Eventually he began to expand his writings to full length and he became one of the most successful playwrights of the 1920s. His three best known plays are The Torch Bearers (1922, his breakthrough); The Show Off (1924); and Craig’s Wife (1925). Some thoughts from my notebooks:
The Torch Bearers
A rather annoying romp, more fitting for the one act it began as than a full length play. It resembles Sheridan’s The Rehearsal. The bulk of the play depicts a housewife and her local friends rehearsing and then performing an amateur theatrical (a parody of bad plays, called The Torch Bearers). At the end, the husband—rather brutally—tells her how awful an actress she and everyone else in the show is. It was later turned into the movie Doubting Thomas with Will Rogers and Billie Burke (1935).
The Show Off
A huge hit in its day, it was revived countless times and made into films in 1926, 1930, 1934, and 1946 (all but the 1930 version was called The Show Off; the 1930 one is called Men Are Like That.) The play is significantly subtitled “a transcript of life in three acts”. The characters that make the thing move are Aubrey Piper, a good for nothing son-in-law fond of bullshitting to an absurd degree, a loser in every conceivable way, but one who magnifies his own importance. Everybody hates him but are entertained by him.
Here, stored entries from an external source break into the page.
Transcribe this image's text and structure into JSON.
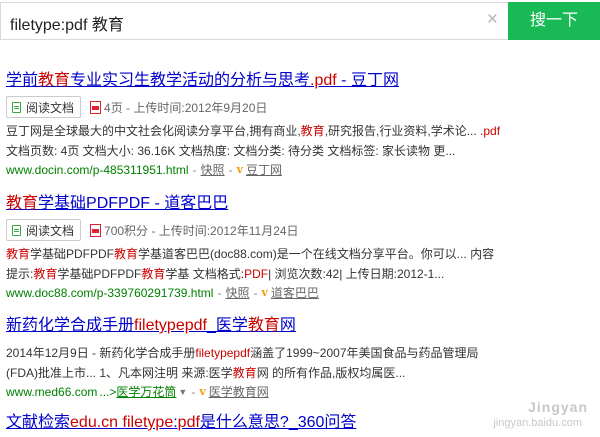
{
  "search": {
    "query": "filetype:pdf 教育",
    "button_label": "搜一下",
    "clear": "×"
  },
  "results": [
    {
      "title_parts": [
        "学前",
        "教育",
        "专业实习生教学活动的分析与思考",
        ".pdf",
        " - 豆丁网"
      ],
      "read_label": "阅读文档",
      "meta_text": "4页 - 上传时间:2012年9月20日",
      "snippet1_parts": [
        "豆丁网是全球最大的中文社会化阅读分享平台,拥有商业,",
        "教育",
        ",研究报告,行业资料,学术论... ",
        ".pdf"
      ],
      "snippet2": "文档页数: 4页 文档大小: 36.16K 文档热度: 文档分类: 待分类 文档标签: 家长读物 更...",
      "url": "www.docin.com/p-485311951.html",
      "snapshot": "快照",
      "source": "豆丁网"
    },
    {
      "title_parts": [
        "教育",
        "学基础PDFPDF - 道客巴巴"
      ],
      "read_label": "阅读文档",
      "meta_text": "700积分 - 上传时间:2012年11月24日",
      "snippet1_parts": [
        "教育",
        "学基础PDFPDF",
        "教育",
        "学基道客巴巴(doc88.com)是一个在线文档分享平台。你可以... 内容"
      ],
      "snippet2_parts": [
        "提示:",
        "教育",
        "学基础PDFPDF",
        "教育",
        "学基 文档格式:",
        "PDF",
        "| 浏览次数:42| 上传日期:2012-1..."
      ],
      "url": "www.doc88.com/p-339760291739.html",
      "snapshot": "快照",
      "source": "道客巴巴"
    },
    {
      "title_parts": [
        "新药化学合成手册",
        "filetypepdf",
        "_医学",
        "教育",
        "网"
      ],
      "snippet1_parts": [
        "2014年12月9日 - 新药化学合成手册",
        "filetypepdf",
        "涵盖了1999~2007年美国食品与药品管理局"
      ],
      "snippet2_parts": [
        "(FDA)批准上市... 1、凡本网注明 来源:医学",
        "教育",
        "网 的所有作品,版权均属医..."
      ],
      "url": "www.med66.com",
      "url_more": "...>",
      "breadcrumb": "医学万花筒",
      "source": "医学教育网"
    },
    {
      "title_parts": [
        "文献检索",
        "edu.cn",
        " ",
        "filetype",
        ":",
        "pdf",
        "是什么意思?_360问答"
      ]
    }
  ],
  "watermark": {
    "line1": "Jingyan",
    "line2": "jingyan.baidu.com"
  }
}
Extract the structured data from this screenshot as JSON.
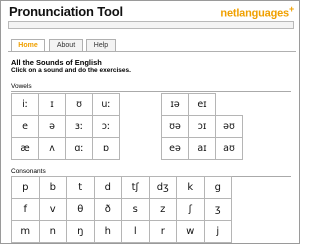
{
  "app": {
    "title": "Pronunciation Tool",
    "brand": "netlanguages",
    "brand_mark": "+"
  },
  "tabs": [
    {
      "label": "Home",
      "active": true
    },
    {
      "label": "About",
      "active": false
    },
    {
      "label": "Help",
      "active": false
    }
  ],
  "content": {
    "heading": "All the Sounds of English",
    "instruction": "Click on a sound and do the exercises.",
    "vowels_label": "Vowels",
    "consonants_label": "Consonants"
  },
  "vowels_left": [
    [
      "iː",
      "ɪ",
      "ʊ",
      "uː"
    ],
    [
      "e",
      "ə",
      "ɜː",
      "ɔː"
    ],
    [
      "æ",
      "ʌ",
      "ɑː",
      "ɒ"
    ]
  ],
  "vowels_right": [
    [
      "ɪə",
      "eɪ",
      ""
    ],
    [
      "ʊə",
      "ɔɪ",
      "əʊ"
    ],
    [
      "eə",
      "aɪ",
      "aʊ"
    ]
  ],
  "consonants": [
    [
      "p",
      "b",
      "t",
      "d",
      "tʃ",
      "dʒ",
      "k",
      "g"
    ],
    [
      "f",
      "v",
      "θ",
      "ð",
      "s",
      "z",
      "ʃ",
      "ʒ"
    ],
    [
      "m",
      "n",
      "ŋ",
      "h",
      "l",
      "r",
      "w",
      "j"
    ]
  ],
  "colors": {
    "accent": "#f0a000",
    "border": "#b5b5b5",
    "text": "#111111"
  }
}
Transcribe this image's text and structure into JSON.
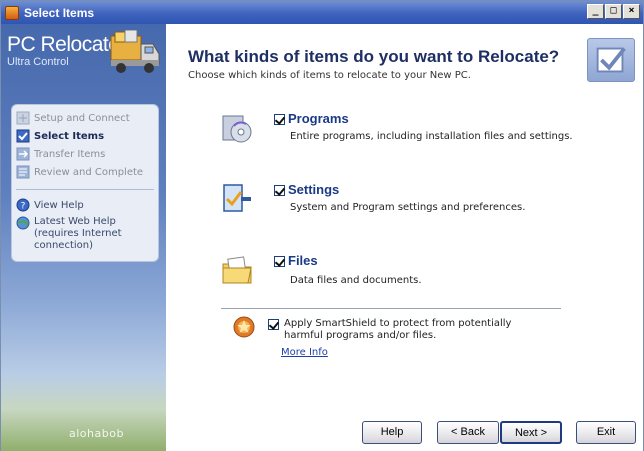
{
  "window": {
    "title": "Select Items",
    "controls": {
      "minimize": "_",
      "maximize": "□",
      "close": "×"
    }
  },
  "sidebar": {
    "logo_title": "PC Relocator",
    "logo_subtitle": "Ultra Control",
    "steps": [
      {
        "label": "Setup and Connect",
        "state": "done"
      },
      {
        "label": "Select Items",
        "state": "active"
      },
      {
        "label": "Transfer Items",
        "state": "pending"
      },
      {
        "label": "Review and Complete",
        "state": "pending"
      }
    ],
    "links": [
      {
        "label": "View Help"
      },
      {
        "label": "Latest Web Help (requires Internet connection)"
      }
    ],
    "brand": "alohabob"
  },
  "main": {
    "heading": "What kinds of items do you want to Relocate?",
    "subheading": "Choose which kinds of items to relocate to your New PC.",
    "options": [
      {
        "title": "Programs",
        "description": "Entire programs, including installation files and settings.",
        "checked": true,
        "icon": "programs-icon"
      },
      {
        "title": "Settings",
        "description": "System and Program settings and preferences.",
        "checked": true,
        "icon": "settings-icon"
      },
      {
        "title": "Files",
        "description": "Data files and documents.",
        "checked": true,
        "icon": "files-icon"
      }
    ],
    "smartshield": {
      "text": "Apply SmartShield to protect from potentially harmful programs and/or files.",
      "checked": true,
      "more_info": "More Info"
    }
  },
  "buttons": {
    "help": "Help",
    "back": "< Back",
    "next": "Next >",
    "exit": "Exit"
  },
  "colors": {
    "accent": "#1b3a86",
    "titlebar": "#3f63bd",
    "sidebar": "#4669ad"
  }
}
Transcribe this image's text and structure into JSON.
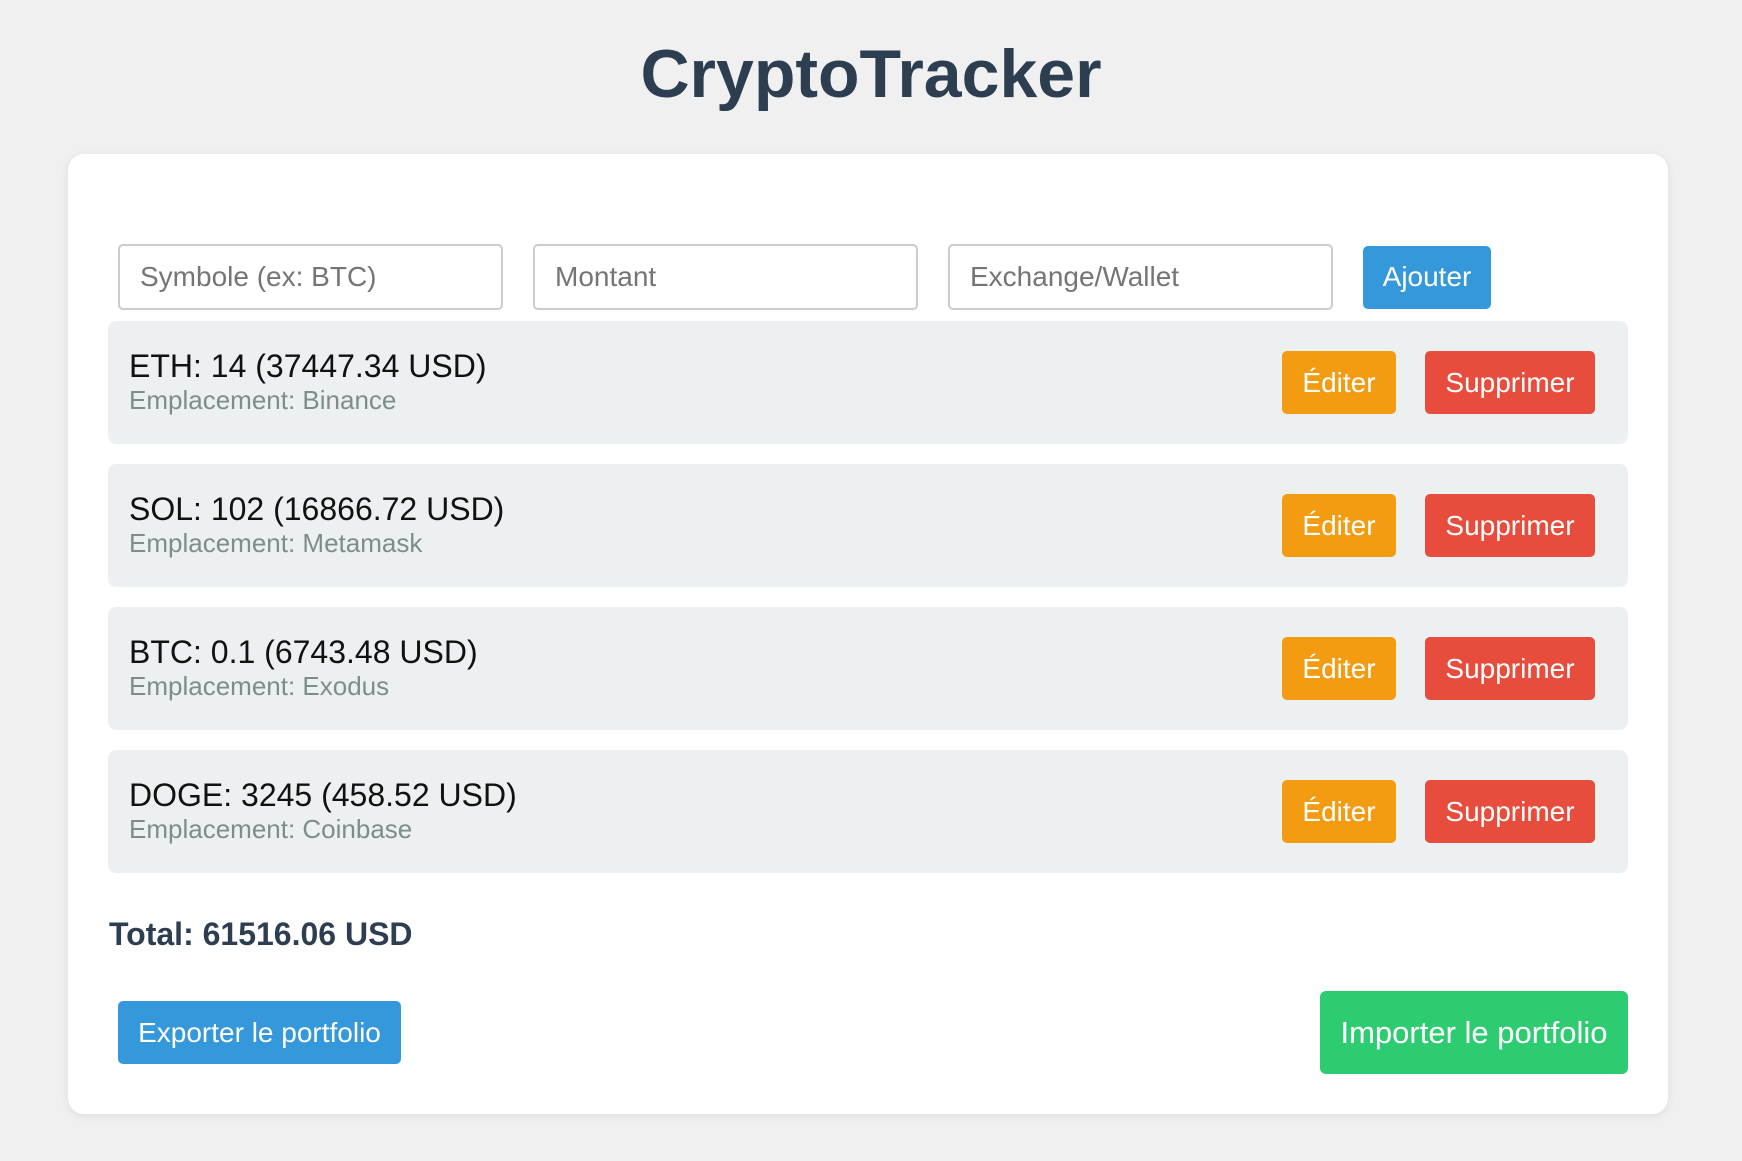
{
  "app": {
    "title": "CryptoTracker"
  },
  "form": {
    "symbol_placeholder": "Symbole (ex: BTC)",
    "amount_placeholder": "Montant",
    "location_placeholder": "Exchange/Wallet",
    "add_label": "Ajouter"
  },
  "holdings": [
    {
      "summary": "ETH: 14 (37447.34 USD)",
      "location": "Emplacement: Binance",
      "edit_label": "Éditer",
      "delete_label": "Supprimer"
    },
    {
      "summary": "SOL: 102 (16866.72 USD)",
      "location": "Emplacement: Metamask",
      "edit_label": "Éditer",
      "delete_label": "Supprimer"
    },
    {
      "summary": "BTC: 0.1 (6743.48 USD)",
      "location": "Emplacement: Exodus",
      "edit_label": "Éditer",
      "delete_label": "Supprimer"
    },
    {
      "summary": "DOGE: 3245 (458.52 USD)",
      "location": "Emplacement: Coinbase",
      "edit_label": "Éditer",
      "delete_label": "Supprimer"
    }
  ],
  "total": {
    "text": "Total: 61516.06 USD"
  },
  "actions": {
    "export_label": "Exporter le portfolio",
    "import_label": "Importer le portfolio"
  },
  "colors": {
    "page_background": "#f0f0f0",
    "title": "#2c3e50",
    "primary": "#3498db",
    "edit": "#f39c12",
    "delete": "#e74c3c",
    "import": "#2ecc71",
    "row_background": "#ecf0f1"
  }
}
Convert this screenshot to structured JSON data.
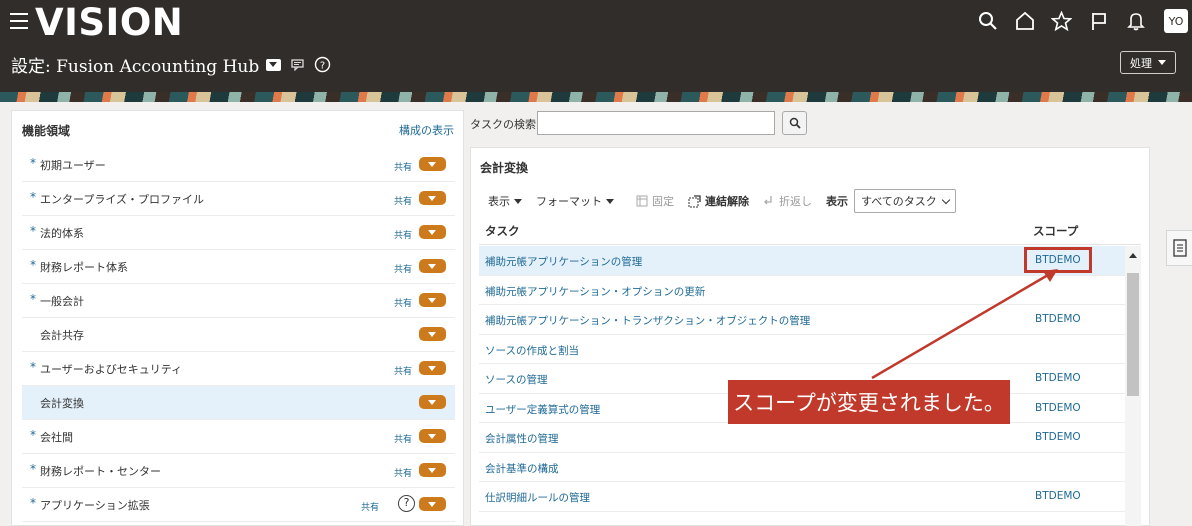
{
  "header": {
    "logo": "VISION",
    "page_title": "設定: Fusion Accounting Hub",
    "avatar": "YO",
    "action_label": "処理"
  },
  "left_panel": {
    "title": "機能領域",
    "link": "構成の表示",
    "items": [
      {
        "label": "初期ユーザー",
        "required": true,
        "shared": "共有"
      },
      {
        "label": "エンタープライズ・プロファイル",
        "required": true,
        "shared": "共有"
      },
      {
        "label": "法的体系",
        "required": true,
        "shared": "共有"
      },
      {
        "label": "財務レポート体系",
        "required": true,
        "shared": "共有"
      },
      {
        "label": "一般会計",
        "required": true,
        "shared": "共有"
      },
      {
        "label": "会計共存",
        "required": false,
        "shared": ""
      },
      {
        "label": "ユーザーおよびセキュリティ",
        "required": true,
        "shared": "共有"
      },
      {
        "label": "会計変換",
        "required": false,
        "shared": "",
        "selected": true
      },
      {
        "label": "会社間",
        "required": true,
        "shared": "共有"
      },
      {
        "label": "財務レポート・センター",
        "required": true,
        "shared": "共有"
      },
      {
        "label": "アプリケーション拡張",
        "required": true,
        "shared": "共有",
        "help": "?"
      }
    ],
    "required_marker": "*"
  },
  "search": {
    "label": "タスクの検索",
    "value": ""
  },
  "right_panel": {
    "title": "会計変換",
    "toolbar": {
      "view": "表示",
      "format": "フォーマット",
      "freeze": "固定",
      "detach": "連結解除",
      "wrap": "折返し",
      "show_label": "表示",
      "show_value": "すべてのタスク"
    },
    "columns": {
      "task": "タスク",
      "scope": "スコープ"
    },
    "rows": [
      {
        "task": "補助元帳アプリケーションの管理",
        "scope": "BTDEMO",
        "selected": true
      },
      {
        "task": "補助元帳アプリケーション・オプションの更新",
        "scope": ""
      },
      {
        "task": "補助元帳アプリケーション・トランザクション・オブジェクトの管理",
        "scope": "BTDEMO"
      },
      {
        "task": "ソースの作成と割当",
        "scope": ""
      },
      {
        "task": "ソースの管理",
        "scope": "BTDEMO"
      },
      {
        "task": "ユーザー定義算式の管理",
        "scope": "BTDEMO"
      },
      {
        "task": "会計属性の管理",
        "scope": "BTDEMO"
      },
      {
        "task": "会計基準の構成",
        "scope": ""
      },
      {
        "task": "仕訳明細ルールの管理",
        "scope": "BTDEMO"
      }
    ]
  },
  "annotation": {
    "callout": "スコープが変更されました。",
    "color": "#c1392b"
  },
  "icons": [
    "menu-icon",
    "search-icon",
    "home-icon",
    "star-icon",
    "flag-icon",
    "bell-icon",
    "help-icon",
    "panel-icon"
  ]
}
His young wife –a simple thing –is blind with love for him. The other big character is the girl’s mother Mrs. Fisher, a straight talking, brusque NO bullshit type. Between his preposterous gab and her constant deflating witticisms the play moves along briskly even though it is sort of formless and repetitive. It seems mildly funny to me—not uproarious, but you can see how in the hands of just the right actors it WOULD be uproarious. In the end, after the son-in-law has caused a great deal of trouble for the family, the son (an inventor) makes a fortune on a new invention. It seems, but is by no means clear, that the Show Off has helped him make even more money on the deal as his agent, thus redeeming him. My take on the 1926 silent movie is here; and the 1946 Red Skelton version is in this post.
Craig’s Wife
Also made into eponymous films of 1928 and 1936 as well as Harriet Craig (1950). This play won the Pulitzer Prize that year and it seems deserving—provided nothing better was written that year! The play strikes me as near-great. Very much in the Ibsen/Strindberg mold, with one of the most original characters I’ve come across in American drama. It’s sort of surprising that the play has gone out of circulation. The central premise is a fatally controlling wife…the metaphor for how she treats everyone (and this is the most original element) is the way she keeps the house…or rather forces everyone around her to keep it. She has completely driven her husband’s friends away and is bit by bit killing him metaphysically. Because what is existence but will? What keeps the play from being truly great is that it is a little too broad, a little too crudely drawn. Mrs. Craig is not human enough. Some attempt is made. There’s some backstory about the sufferings of her mother (which she vows not to repeat in her own life) and a dying sister whose sick bed she left so she could come back and keep tabs on her husband. But with a little more humanity this character could truly be tragic.
Kelly continued to have plays on Broadway for the next two decades (his last was The Fatal Weakness in 1947). At the kind invitation of The Mint Theatre I spoke about George Kelly in 2013 following their production of Philip Goes Forth (1931).